Juror Freddy Delgado, an elementary school principal in Houston, said Ben Glisan Jr.'s testimony against his former bosses was some of the "best." Glisan, Enron's former treasurer, declined to make a deal with the government, and he was sentenced to five years in prison for fraud. Glisan, a copious note taker, testified that Skilling and Lay were aware of some of the deception at Enron, and he said Skilling had approved Enron's notorious special purpose entities.

"When we were in doubt, we always went to those boxes of evidence...and looked at the defense exhibits and the prosecution's," said Delgado. "It was there in black and white, and it doesn't lie." Delgado also cited the testimony by other former executives, many of whom had taken plea deals with the government in exchange for their cooperation. "Even if the government twisted their arms, you can not get everyone to say the same thing."
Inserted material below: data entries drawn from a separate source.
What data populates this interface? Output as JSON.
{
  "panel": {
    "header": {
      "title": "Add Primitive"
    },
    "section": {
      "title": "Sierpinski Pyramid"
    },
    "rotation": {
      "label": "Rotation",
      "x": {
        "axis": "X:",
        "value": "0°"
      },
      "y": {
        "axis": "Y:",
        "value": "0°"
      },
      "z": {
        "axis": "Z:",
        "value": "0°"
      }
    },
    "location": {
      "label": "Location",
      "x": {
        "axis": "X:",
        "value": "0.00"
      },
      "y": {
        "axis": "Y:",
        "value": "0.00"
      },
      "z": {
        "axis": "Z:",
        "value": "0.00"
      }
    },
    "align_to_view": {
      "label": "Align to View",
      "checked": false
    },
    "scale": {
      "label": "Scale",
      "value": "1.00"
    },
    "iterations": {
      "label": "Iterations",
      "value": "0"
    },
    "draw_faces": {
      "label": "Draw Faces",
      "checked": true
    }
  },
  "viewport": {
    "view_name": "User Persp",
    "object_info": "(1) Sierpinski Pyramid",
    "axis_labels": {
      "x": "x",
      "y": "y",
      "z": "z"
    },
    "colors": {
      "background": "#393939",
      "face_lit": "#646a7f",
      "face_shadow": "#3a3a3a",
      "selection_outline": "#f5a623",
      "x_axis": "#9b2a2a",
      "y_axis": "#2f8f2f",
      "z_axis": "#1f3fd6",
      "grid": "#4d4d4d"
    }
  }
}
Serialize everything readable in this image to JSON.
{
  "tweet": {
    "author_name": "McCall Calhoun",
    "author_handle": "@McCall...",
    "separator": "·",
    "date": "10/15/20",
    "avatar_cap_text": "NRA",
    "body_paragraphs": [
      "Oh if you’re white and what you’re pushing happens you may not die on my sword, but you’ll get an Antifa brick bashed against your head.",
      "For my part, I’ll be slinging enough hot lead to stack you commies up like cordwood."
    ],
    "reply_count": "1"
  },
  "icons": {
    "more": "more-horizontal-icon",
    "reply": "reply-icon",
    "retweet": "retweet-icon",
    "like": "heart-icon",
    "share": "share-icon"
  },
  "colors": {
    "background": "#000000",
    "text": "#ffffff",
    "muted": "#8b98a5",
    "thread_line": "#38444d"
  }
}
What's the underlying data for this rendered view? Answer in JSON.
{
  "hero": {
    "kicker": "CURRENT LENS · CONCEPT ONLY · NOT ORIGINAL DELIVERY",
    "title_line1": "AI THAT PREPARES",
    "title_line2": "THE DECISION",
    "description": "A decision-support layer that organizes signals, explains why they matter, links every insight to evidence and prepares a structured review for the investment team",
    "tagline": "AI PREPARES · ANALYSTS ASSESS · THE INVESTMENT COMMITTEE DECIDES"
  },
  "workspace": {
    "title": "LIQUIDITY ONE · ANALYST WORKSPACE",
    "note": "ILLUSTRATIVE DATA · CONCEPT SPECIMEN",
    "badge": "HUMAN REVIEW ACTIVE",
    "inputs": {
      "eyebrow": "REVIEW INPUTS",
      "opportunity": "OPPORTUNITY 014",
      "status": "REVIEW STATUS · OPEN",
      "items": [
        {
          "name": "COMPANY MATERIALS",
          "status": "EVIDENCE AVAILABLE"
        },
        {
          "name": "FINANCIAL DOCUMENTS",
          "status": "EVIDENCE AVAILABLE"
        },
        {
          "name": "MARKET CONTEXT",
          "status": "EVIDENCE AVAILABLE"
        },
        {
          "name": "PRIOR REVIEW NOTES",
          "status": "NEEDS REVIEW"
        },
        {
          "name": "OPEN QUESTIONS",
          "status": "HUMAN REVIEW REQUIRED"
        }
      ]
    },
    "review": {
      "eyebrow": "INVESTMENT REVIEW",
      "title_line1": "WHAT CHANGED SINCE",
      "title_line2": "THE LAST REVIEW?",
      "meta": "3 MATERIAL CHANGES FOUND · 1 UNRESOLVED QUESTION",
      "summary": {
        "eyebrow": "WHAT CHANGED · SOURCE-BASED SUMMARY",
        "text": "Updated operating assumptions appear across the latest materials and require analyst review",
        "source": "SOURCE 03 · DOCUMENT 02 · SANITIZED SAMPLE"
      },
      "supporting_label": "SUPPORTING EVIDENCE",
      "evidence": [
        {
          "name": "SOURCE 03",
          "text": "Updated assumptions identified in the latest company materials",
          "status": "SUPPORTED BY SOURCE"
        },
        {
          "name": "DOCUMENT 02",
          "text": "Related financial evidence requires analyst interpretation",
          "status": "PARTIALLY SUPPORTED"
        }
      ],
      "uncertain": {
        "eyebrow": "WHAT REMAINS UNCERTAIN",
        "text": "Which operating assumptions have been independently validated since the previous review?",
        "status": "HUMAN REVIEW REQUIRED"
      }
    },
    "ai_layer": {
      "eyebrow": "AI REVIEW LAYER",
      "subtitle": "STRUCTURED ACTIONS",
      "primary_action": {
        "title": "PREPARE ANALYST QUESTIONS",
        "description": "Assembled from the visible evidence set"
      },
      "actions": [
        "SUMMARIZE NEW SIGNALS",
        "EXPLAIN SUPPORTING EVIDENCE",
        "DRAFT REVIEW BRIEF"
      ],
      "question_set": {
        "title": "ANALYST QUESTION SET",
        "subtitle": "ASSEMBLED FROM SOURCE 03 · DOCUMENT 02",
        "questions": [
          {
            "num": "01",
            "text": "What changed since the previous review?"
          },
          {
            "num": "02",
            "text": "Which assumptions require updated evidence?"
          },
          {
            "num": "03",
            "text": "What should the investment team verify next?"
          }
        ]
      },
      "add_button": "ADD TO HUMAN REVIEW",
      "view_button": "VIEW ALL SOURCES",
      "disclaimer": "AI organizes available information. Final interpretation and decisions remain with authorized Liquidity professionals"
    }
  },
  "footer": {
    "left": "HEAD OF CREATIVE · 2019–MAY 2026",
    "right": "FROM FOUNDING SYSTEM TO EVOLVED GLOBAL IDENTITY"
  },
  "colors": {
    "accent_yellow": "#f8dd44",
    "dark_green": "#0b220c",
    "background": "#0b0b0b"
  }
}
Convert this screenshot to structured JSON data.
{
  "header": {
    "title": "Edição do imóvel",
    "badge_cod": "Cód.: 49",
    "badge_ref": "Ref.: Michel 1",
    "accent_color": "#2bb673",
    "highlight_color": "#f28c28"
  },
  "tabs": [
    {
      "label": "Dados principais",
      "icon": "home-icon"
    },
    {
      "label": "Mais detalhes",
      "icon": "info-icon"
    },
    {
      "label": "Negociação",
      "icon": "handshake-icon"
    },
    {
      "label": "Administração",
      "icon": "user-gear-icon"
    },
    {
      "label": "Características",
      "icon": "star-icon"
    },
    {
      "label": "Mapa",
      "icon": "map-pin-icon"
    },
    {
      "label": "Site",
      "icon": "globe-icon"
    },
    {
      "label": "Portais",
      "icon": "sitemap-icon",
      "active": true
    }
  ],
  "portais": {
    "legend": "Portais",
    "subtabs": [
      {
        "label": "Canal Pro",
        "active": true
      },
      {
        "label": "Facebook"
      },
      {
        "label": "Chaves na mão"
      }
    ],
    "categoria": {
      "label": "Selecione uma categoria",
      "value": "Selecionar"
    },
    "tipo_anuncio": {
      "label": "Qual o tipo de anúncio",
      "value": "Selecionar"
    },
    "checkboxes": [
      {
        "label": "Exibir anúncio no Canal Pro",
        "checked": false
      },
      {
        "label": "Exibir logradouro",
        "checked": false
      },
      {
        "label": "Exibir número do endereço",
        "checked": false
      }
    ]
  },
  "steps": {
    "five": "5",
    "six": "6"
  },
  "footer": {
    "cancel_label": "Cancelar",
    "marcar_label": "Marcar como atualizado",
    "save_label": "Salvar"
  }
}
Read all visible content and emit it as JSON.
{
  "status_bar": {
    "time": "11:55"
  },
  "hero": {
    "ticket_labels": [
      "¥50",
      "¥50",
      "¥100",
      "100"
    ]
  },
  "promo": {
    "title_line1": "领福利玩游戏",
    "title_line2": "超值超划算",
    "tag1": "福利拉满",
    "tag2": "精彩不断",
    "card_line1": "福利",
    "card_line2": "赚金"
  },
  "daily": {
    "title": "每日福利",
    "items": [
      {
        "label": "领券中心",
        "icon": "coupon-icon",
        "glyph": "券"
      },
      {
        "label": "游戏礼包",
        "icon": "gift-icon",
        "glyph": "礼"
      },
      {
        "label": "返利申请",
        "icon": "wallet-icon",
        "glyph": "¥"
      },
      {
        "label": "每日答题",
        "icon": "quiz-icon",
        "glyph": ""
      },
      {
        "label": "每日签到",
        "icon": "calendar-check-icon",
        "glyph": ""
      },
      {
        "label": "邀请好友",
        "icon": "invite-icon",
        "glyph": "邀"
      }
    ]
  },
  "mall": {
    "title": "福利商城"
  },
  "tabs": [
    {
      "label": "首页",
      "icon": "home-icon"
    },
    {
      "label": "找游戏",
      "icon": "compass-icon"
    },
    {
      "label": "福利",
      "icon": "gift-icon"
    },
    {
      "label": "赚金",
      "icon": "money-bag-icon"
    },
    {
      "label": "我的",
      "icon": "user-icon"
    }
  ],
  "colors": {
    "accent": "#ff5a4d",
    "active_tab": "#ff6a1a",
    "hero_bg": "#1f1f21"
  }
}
Asked about a defense argument that Enron actually collapsed because of short sellers and "inaccurate" articles in The Wall Street Journal, juror Don Martin said, "I think The Wall Street Journal thing was not that critical in anything." He acknowledged it could have played a role in the company's bankruptcy, but "as far as we were concerned with this case...it didn't have that much bearing."

Juror Doug Baggett, who works in Shell Oil Co.'s legal department, said, "there were red flags everywhere" at Enron by late 1999. Internal company surveys, the e-mail sent to Lay citing problems by former Enron executive Sherron Watkins and Glisan's testimony that he had warned Lay of a liquidity crisis in the fall of 2001 were all bad news for the defense, he said. But Baggett also admitted that the defense put on a good show.

"I think we all felt like ping-pong balls," he said. He recalled how he would go home one evening believing the defense theories and then the next evening he was inclined to believe the prosecution.

Juror Carolyn Kuchera, a payroll manager, recounted how, after listening to testimony all day, she went home and had to take care of her work late into the night. For her, it was about Lay and Skilling not taking responsibility.

"We were responsible," said Kuchera. "We were always accountable. We had to find a way to circle back and tie up loose ends. And I think those employees were entitled to the same thing."

Juror Kathy Harrison, an elementary school teacher in Houston, agreed. She said she hoped other companies' executives now realize "those in charge have responsibility. There's too much hurt here."